Ванюшка с гордостью кивнул в сторону девушки:
— Ксюха!
— Ишь ты! Выходит, надо отведать, какие хлебы пекет молодая хозяйка, а то женихи будут спрашивать про это, а я и не знаю, што отвечать. — Взял ломоть хлеба. Откусил от него. Пожевал. — Хорош-от хлебец. Шибко хорош. — Захихикал, закрутил головой. — Можно девку хвалить женихам. Как, Ксюшенька, женихи-то, поди, стучат в окно?
Ксюша зарделась. Егор становился ей все неприятней. А он, казалось, и забыл про вопрос. Долго смотрел на закушенный кусок хлеба с каким-то сожалением. Потом перевёл взгляд на Ивана Ивановича.
— Артель-то большую станете набирать?
— Человек полтораста, а может быть, двести.
— Целый прииск. А заработки какие предвидятся?
— Кто его знает, Егор Дмитрич. Сам понимаешь, на золоте раз на раз не приходится.

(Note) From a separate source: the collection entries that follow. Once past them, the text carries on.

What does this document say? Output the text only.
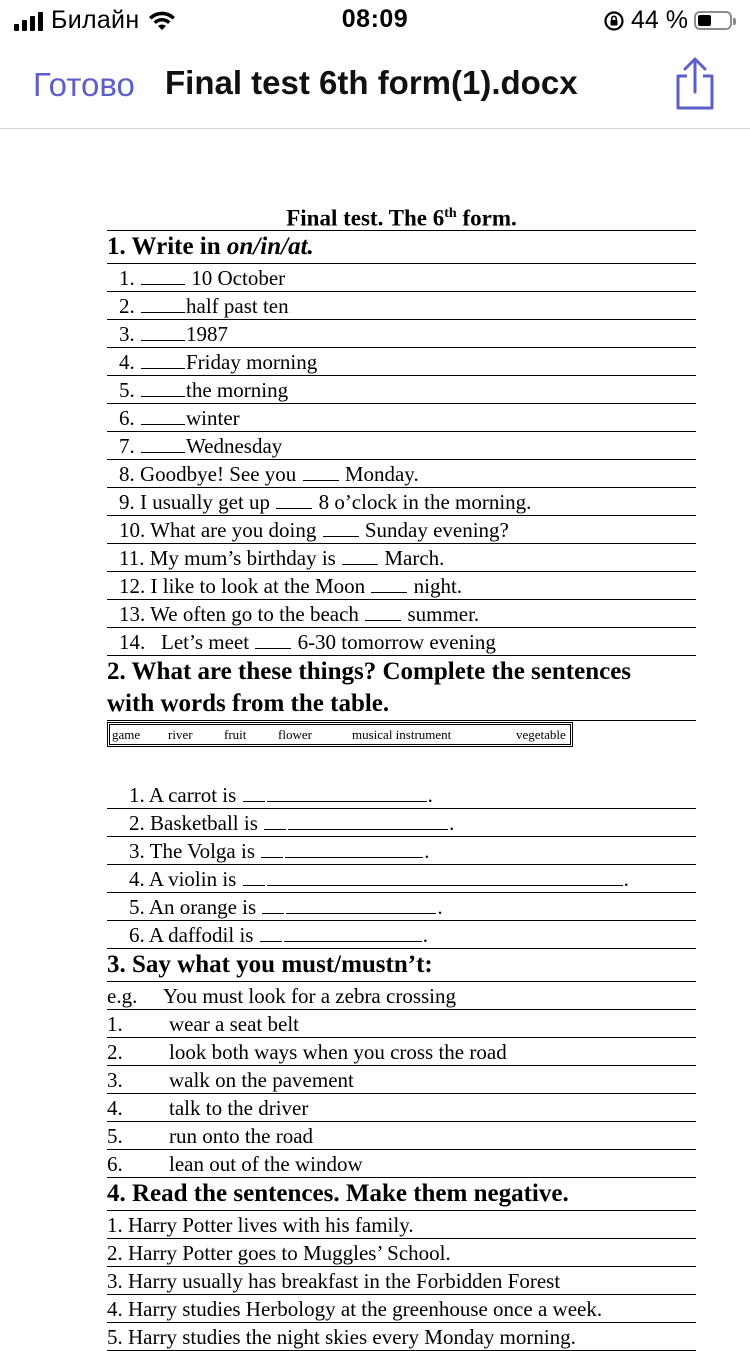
Билайн	08:09	44 %
Готово Final test 6th form(1).docx
Final test. The 6th form.
1. Write in on/in/at.
1.  10 October
2. half past ten
3. 1987
4. Friday morning
5. the morning
6. winter
7. Wednesday
8. Goodbye! See you Monday.
9. I usually get up 8 o’clock in the morning.
10. What are you doing Sunday evening?
11. My mum’s birthday is March.
12. I like to look at the Moon night.
13. We often go to the beach summer.
14. Let’s meet 6-30 tomorrow evening
2. What are these things? Complete the sentences
with words from the table.
game	river	fruit	flower	musical instrument	vegetable
1. A carrot is	.
2. Basketball is	.
3. The Volga is	.
4. A violin is	.
5. An orange is	.
6. A daffodil is	.
3. Say what you must/mustn’t:
e.g.	You must look for a zebra crossing
1.	wear a seat belt
2.	look both ways when you cross the road
3.	walk on the pavement
4.	talk to the driver
5.	run onto the road
6.	lean out of the window
4. Read the sentences. Make them negative.
1. Harry Potter lives with his family.
2. Harry Potter goes to Muggles’ School.
3. Harry usually has breakfast in the Forbidden Forest
4. Harry studies Herbology at the greenhouse once a week.
5. Harry studies the night skies every Monday morning.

Как моем сейчас — рубля по три по четыре.
— На поденку? По четыре рубля? А у Ваницкого за полтинник нажилишься. Да ещё напросишься и накланяешься.
Егор взволнованно теребил бороденку, хмыкал и вертелся на лавке, как маленький. Неожиданно спохватился:
— Пошто я кус-то такой начал. Сыт ведь, а на тебе — закусил, — укоризненно качнул головой. Сунул ломоть в карман. — Выбрасывать-от грех, — и снова хихикнул.

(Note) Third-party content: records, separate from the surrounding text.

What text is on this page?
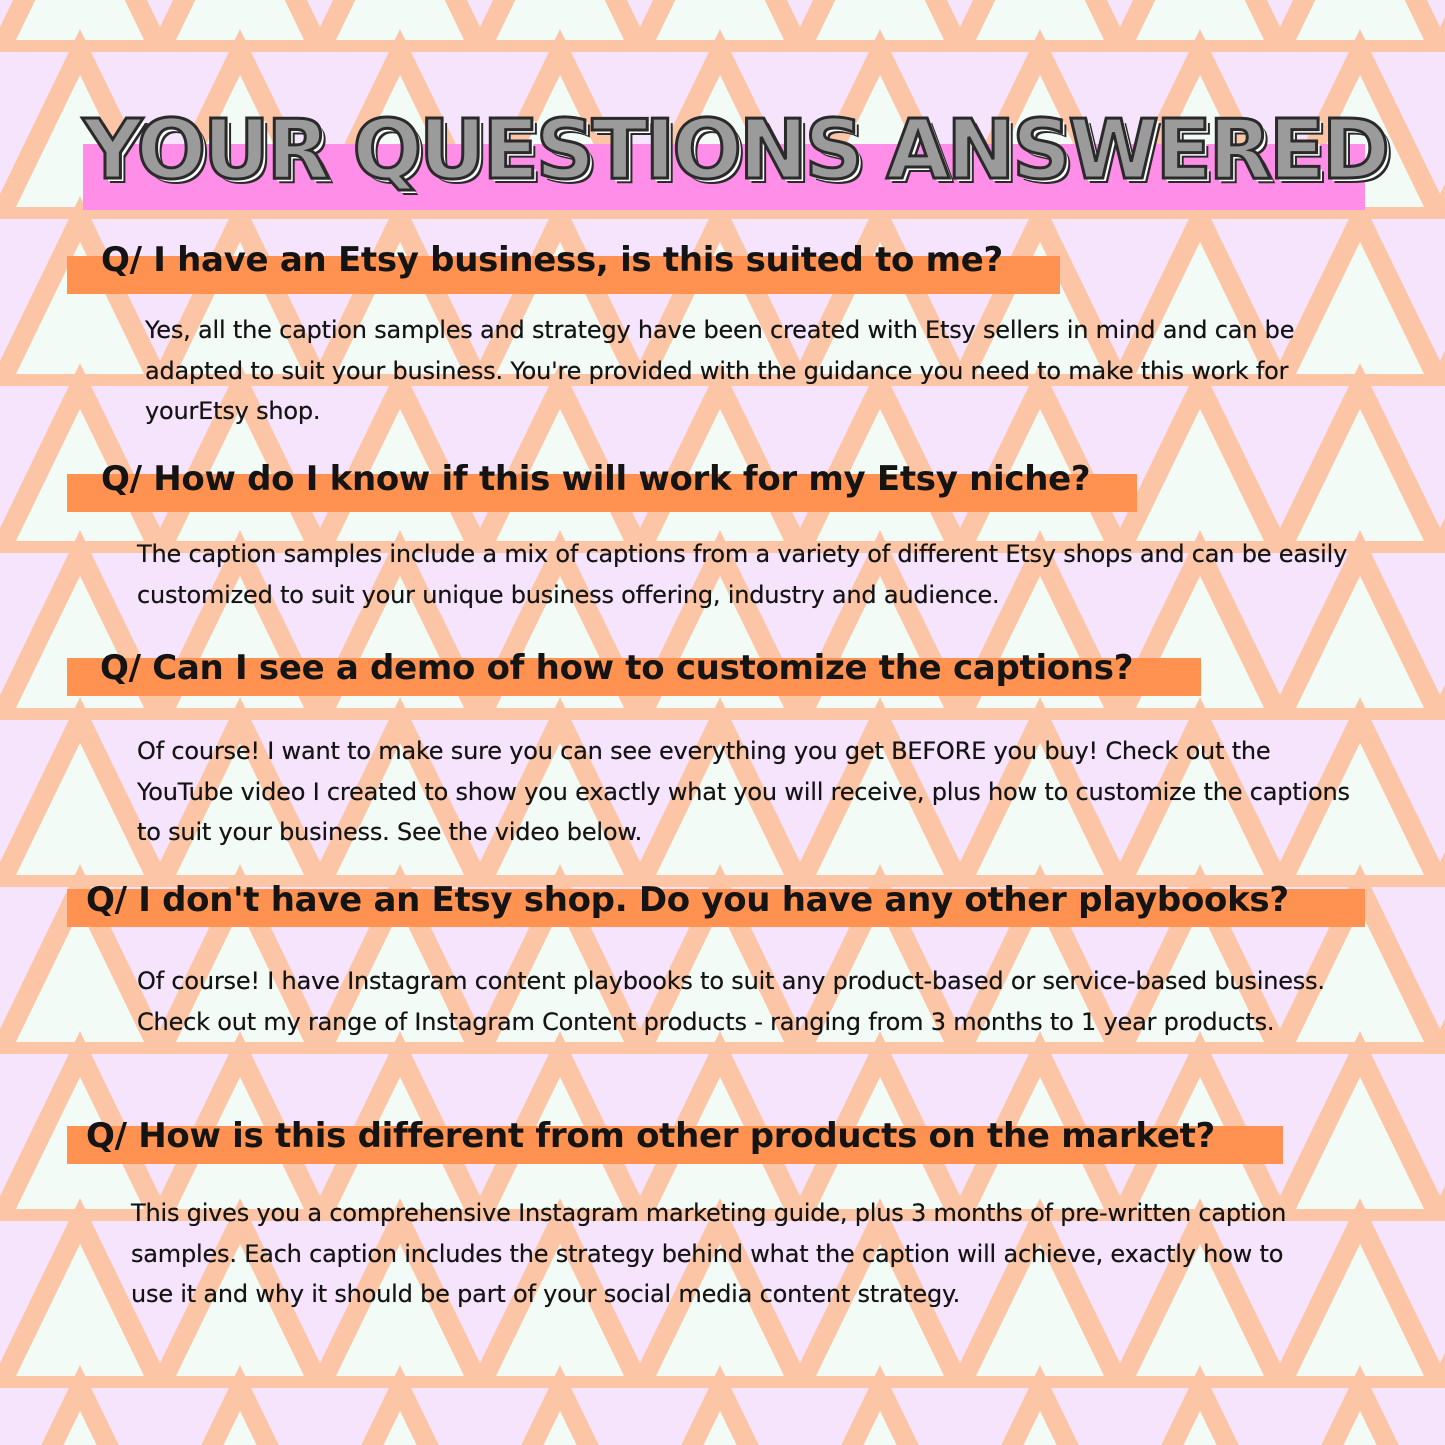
YOUR QUESTIONS ANSWERED
Q/ I have an Etsy business, is this suited to me?
Yes, all the caption samples and strategy have been created with Etsy sellers in mind and can be adapted to suit your business. You're provided with the guidance you need to make this work for yourEtsy shop.
Q/ How do I know if this will work for my Etsy niche?
The caption samples include a mix of captions from a variety of different Etsy shops and can be easily customized to suit your unique business offering, industry and audience.
Q/ Can I see a demo of how to customize the captions?
Of course! I want to make sure you can see everything you get BEFORE you buy! Check out the YouTube video I created to show you exactly what you will receive, plus how to customize the captions to suit your business. See the video below.
Q/ I don't have an Etsy shop. Do you have any other playbooks?
Of course! I have Instagram content playbooks to suit any product-based or service-based business. Check out my range of Instagram Content products - ranging from 3 months to 1 year products.
Q/ How is this different from other products on the market?
This gives you a comprehensive Instagram marketing guide, plus 3 months of pre-written caption samples. Each caption includes the strategy behind what the caption will achieve, exactly how to use it and why it should be part of your social media content strategy.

На этот раз Ксюша не слышала Егорова хихиканья. Подавая Михею хлеб, она нечаянно коснулась рукой шелковистых волос Ванюшки и замерла. Казалось, вся кровь прилила к лицу, и сейчас люди увидят её смятение, поймут, засмеют. Она поднялась, шепнула Михею:
— Прикрой стол холстиной. Посля приберу. — Выбежала из избушки, обогнула её, прижалась спиной стене. Может, Ванюшка выйдет. Хоть бы молча постоять рядом.
Послышались шаги. Все ближе. Ксюша замерла, плотнее прижалась к стене. Кто-то стал рядом с ней. Не оглядываясь, она протянула руку, сжала чьи-то пальцы и сразу почувствовала — нет, не Ванюшка.

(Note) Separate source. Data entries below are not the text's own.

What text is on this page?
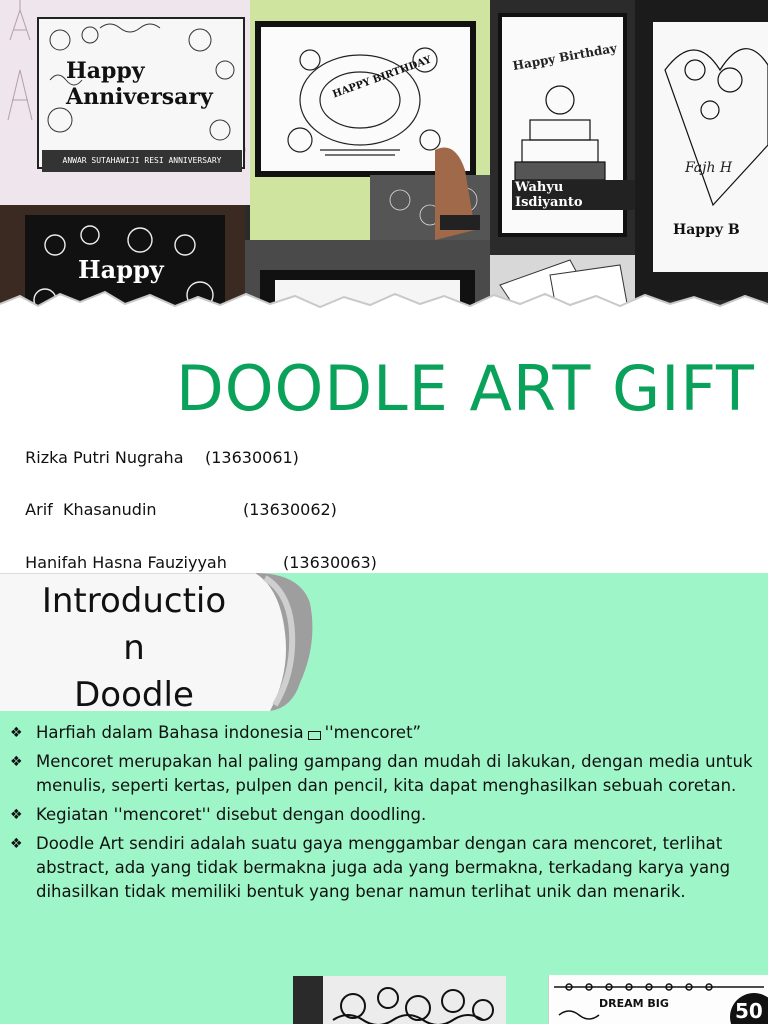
Happy Anniversary
ANWAR SUTAHAWIJI RESI ANNIVERSARY
HAPPY BIRTHDAY	Happy Birthday
Wahyu Isdiyanto
Fajh H
Happy B
Happy
DOODLE ART GIFT

Rizka Putri Nugraha (13630061)

Arif  Khasanudin	(13630062)

Hanifah Hasna Fauziyyah	(13630063)

Introductio
n
Doodle
❖ Harfiah dalam Bahasa indonesia ''mencoret”
❖ Mencoret merupakan hal paling gampang dan mudah di lakukan, dengan media untuk menulis, seperti kertas, pulpen dan pencil, kita dapat menghasilkan sebuah coretan.
❖ Kegiatan ''mencoret'' disebut dengan doodling.
❖ Doodle Art sendiri adalah suatu gaya menggambar dengan cara mencoret, terlihat abstract, ada yang tidak bermakna juga ada yang bermakna, terkadang karya yang dihasilkan tidak memiliki bentuk yang benar namun terlihat unik dan menarik.
DREAM BIG	50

— Михей? Пусти же. Увидят.
— Да как же пусти, ежели сама меня держишь?
Ксюша быстро пошла по поляне. Михей не отставал.
— Погоди ты. Послушай, — и замолчал. Все было сказано раньше, что любит, что живёт для неё одной, что Устин согласен на свадьбу. Что ж ещё говорить?
А девушка и без слов понимала Михея. «Ванюшка вот молчит, — думала она, — а я хожу за ним так же, как Михей за мной. И смотрю на него так же».
— Ксюша! Неужто не быть нашей свадьбе? — крикнул Михей.
Но Ксюши уже не было рядом. Она убежала. Потом долго стояла затаясь против избушки в кустах, все ждала, чтоб вышел Ванюшка и, не дождавшись, пошла медленно прочь.
Уставшие осы и шершни заканчивали последний вечерний облет по цветам. Ксюша любила цветы. Но сейчас не замечала их. Брела по самому берегу ключа. Из воды выскакивали хариусы — ловили мотылей. В лучах заката они казались не серебристыми, а красными. Взлетали багряные брызги — маленькие, сверкающие капли огня.
Среди огненно-красных фонтанчиков сновал зимородок. На этом тихом ключе он родился. Здесь обзавелся семьёй. Неожиданно пришли люди и поселились по всем кривунам, и нет ему места. Зимородок стремительно умчался вперёд и тотчас же вернулся. Почти налетел на Ксюшу. С криком взмыл вверху и вновь, припадая к самой воде, заметался среди рубиновых хариусов и огненных брызг.
— Не трону я тебя. Не трону, — прошептала девушка и быстро пошла вперёд. За кривуном увидела худую черноволосую женщину в полинялом ситцевом платье с большой заплатой на правом плече. Женщина стояла по колено в воде и, согнувшись, промывала породу в лотке, а голопузый мальчишка лет семи тряс её за плечо и тянул:
— Ма-ам-ка, исть хочу… Исть хо-чу, мам-ка.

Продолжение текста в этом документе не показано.